Meskipun terdengar mudah dilakukan, nyatanya tidak semua orang mampu melakukannya dengan baik dan sesuai adab. Pastinya, ucapan terima kasih harus diberikan dengan perasaan yang tulus dan ikhlas.
Mengucapkan terima kasih merupakan etika untuk memuliakan apa pun pemberian dari orang lain. Bahkan, orang yang mendapatkan pemberian tersebut dianjurkan untuk mendoakan pemberinya agar selalu diberkahi oleh Allah.
Rasulullah bersabda, “Tidaklah dianggap bersyukur kepada Allah seseorang yang tidak bersyukur kepada sesama manusia.”
Dilansir situs resmi Muhammadiyah, setidaknya, ada empat adab (cara) mensyukuri bantuan orang atau sesama manusia.
Pertama, dengan ber-“terima kasih”. Yaitu, di samping mengucapkan terima kasih kepada yang memberi, seseorang hendaknya setelah “terima” rela untuk “mengasihkan” kepada yang lain.
Kisah menarik terjadi ketika Umar ibn al-Khattab menghadiahkan makanan kesukaannya, gulai kepala kambing, kepada tetangganya. Rupanya, tetangga yang dianggap layak oleh Umar untuk menerima sedekah itu ingat dan ingin mengamalkan sebuah ayat dalam Al-Quran surat Ali-Imran: 92, “Kalian tidak akan mendapatkan kebaikan, hingga kalian menafkahkan sebagian harta yang kalian cintai. Dan apa saja yang kalian nafkahkan, maka sesungguhnya Allah Maha Mengetahuinya”.

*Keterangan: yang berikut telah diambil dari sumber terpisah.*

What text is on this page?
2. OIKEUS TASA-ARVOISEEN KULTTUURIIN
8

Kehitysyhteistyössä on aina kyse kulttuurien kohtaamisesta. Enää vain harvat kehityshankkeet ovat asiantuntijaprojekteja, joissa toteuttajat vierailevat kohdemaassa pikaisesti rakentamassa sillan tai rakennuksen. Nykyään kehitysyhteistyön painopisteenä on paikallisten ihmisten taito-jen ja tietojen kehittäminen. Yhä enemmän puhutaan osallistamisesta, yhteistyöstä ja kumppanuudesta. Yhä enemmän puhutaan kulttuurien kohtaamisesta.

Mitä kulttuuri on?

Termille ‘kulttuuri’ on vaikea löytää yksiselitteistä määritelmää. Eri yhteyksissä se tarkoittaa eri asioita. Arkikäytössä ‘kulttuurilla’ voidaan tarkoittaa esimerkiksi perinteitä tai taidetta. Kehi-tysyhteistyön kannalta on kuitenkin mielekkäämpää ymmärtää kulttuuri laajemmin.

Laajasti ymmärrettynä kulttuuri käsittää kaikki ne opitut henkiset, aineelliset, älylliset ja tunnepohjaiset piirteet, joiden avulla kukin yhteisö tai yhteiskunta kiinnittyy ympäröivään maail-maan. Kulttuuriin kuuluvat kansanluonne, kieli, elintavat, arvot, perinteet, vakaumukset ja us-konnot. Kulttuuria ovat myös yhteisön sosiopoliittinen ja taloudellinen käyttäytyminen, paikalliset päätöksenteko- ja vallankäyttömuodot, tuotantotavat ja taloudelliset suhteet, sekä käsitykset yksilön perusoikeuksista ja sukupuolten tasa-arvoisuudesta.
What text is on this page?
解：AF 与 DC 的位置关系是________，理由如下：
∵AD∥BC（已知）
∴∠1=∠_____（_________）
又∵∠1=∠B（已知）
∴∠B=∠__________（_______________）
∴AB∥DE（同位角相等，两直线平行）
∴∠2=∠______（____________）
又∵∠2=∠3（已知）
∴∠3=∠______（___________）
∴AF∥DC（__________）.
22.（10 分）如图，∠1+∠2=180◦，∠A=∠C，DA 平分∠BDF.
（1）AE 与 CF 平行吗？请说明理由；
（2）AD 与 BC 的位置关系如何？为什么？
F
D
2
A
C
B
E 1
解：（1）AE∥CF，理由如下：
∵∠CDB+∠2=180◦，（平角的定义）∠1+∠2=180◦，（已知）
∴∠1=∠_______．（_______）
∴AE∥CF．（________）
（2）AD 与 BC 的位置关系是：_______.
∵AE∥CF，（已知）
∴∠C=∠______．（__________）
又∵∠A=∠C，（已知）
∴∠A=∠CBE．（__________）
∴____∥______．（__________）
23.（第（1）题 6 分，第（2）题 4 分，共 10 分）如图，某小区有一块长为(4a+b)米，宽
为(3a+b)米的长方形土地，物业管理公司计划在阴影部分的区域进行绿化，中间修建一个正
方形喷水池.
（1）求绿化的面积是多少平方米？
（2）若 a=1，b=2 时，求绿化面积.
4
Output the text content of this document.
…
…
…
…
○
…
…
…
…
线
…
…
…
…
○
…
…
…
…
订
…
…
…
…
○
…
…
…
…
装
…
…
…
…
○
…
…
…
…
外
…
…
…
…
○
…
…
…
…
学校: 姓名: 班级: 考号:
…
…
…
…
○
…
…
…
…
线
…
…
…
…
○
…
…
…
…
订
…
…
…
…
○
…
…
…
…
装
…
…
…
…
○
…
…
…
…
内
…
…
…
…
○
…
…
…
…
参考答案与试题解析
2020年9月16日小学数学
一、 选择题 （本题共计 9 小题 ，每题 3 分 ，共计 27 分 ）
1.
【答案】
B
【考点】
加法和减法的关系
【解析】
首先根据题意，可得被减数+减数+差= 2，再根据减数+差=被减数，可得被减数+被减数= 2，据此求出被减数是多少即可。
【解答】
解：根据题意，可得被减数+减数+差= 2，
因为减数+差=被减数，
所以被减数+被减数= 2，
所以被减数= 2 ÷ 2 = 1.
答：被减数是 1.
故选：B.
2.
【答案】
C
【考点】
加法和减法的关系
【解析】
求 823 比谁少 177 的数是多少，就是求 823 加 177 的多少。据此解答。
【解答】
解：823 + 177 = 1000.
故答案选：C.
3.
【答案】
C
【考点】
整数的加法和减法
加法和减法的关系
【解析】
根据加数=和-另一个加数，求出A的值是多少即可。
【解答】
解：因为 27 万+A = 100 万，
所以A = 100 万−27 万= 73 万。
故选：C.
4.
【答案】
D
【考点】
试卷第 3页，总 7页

Maka, kepala kambing siap saji itu dihadiahkan kepada tetangganya yang lain. Menariknya, masakan nikmat itu akhirnya berpindah sampai rumah ketujuh. Tanpa diketahui oleh tetangga-tetangganya itu, rumah ketujuh ini tahu jika makanan ini kesukaan Umar. Diantarkanlah masakan tersebut tanpa tahu bahwa kepala kambing itu berasal dari dapur rumah Umar. Akhirnya, masakan kepala kambing itu kembali lagi kepada pemiliknya, Umar ibn al-Khattab (HR. Al-Baihaqi dalam kitab Syuabul Iman: 3/259 dari Abdullah ibn Umar).
Dalam bahasa sederhana, bersyukur itu berterima kasih, meskipun makna “bersyukur” jauh lebih luas dari sekedar “berterima kasih”. Tetapi, setidaknya, begitulah salah satu cara mensyukuri pemberian orang lain. Apa yang dilakukan oleh Umar dan tetangganya menunjukkan mereka sebagai pribadi yang melimpah (giving oriented personality atau abundant personality).
Kedua, menggunakan pemberian orang lain sesuai dengan kehendak yang memberi. Saya ingat kakak saya Nur Salim di Blitar. Saat saya silaturrahim ke rumahnya, saya melihat ia memakai sajadah pemberian ayah saya pada 30 tahun yang silam. Ia bercerita bahwa “Sajadah Abah ini saya pakai setiap saya shalat malam dan shalat dzuha. Biar pahalanya terus mengalir.” Setahun yang lalu, saya diberi hadiah sajadah dari seorang dokter spesialis syaraf yang cantik salihah, dr. I’anatul Ulya, Sp.N. Atas inspirasi dari Kak Nur itu sajadah oleh-oleh umrah selama sebulan itu terus saya pakai sebagai bagian dari rasa syukur saya kepada yang memberi.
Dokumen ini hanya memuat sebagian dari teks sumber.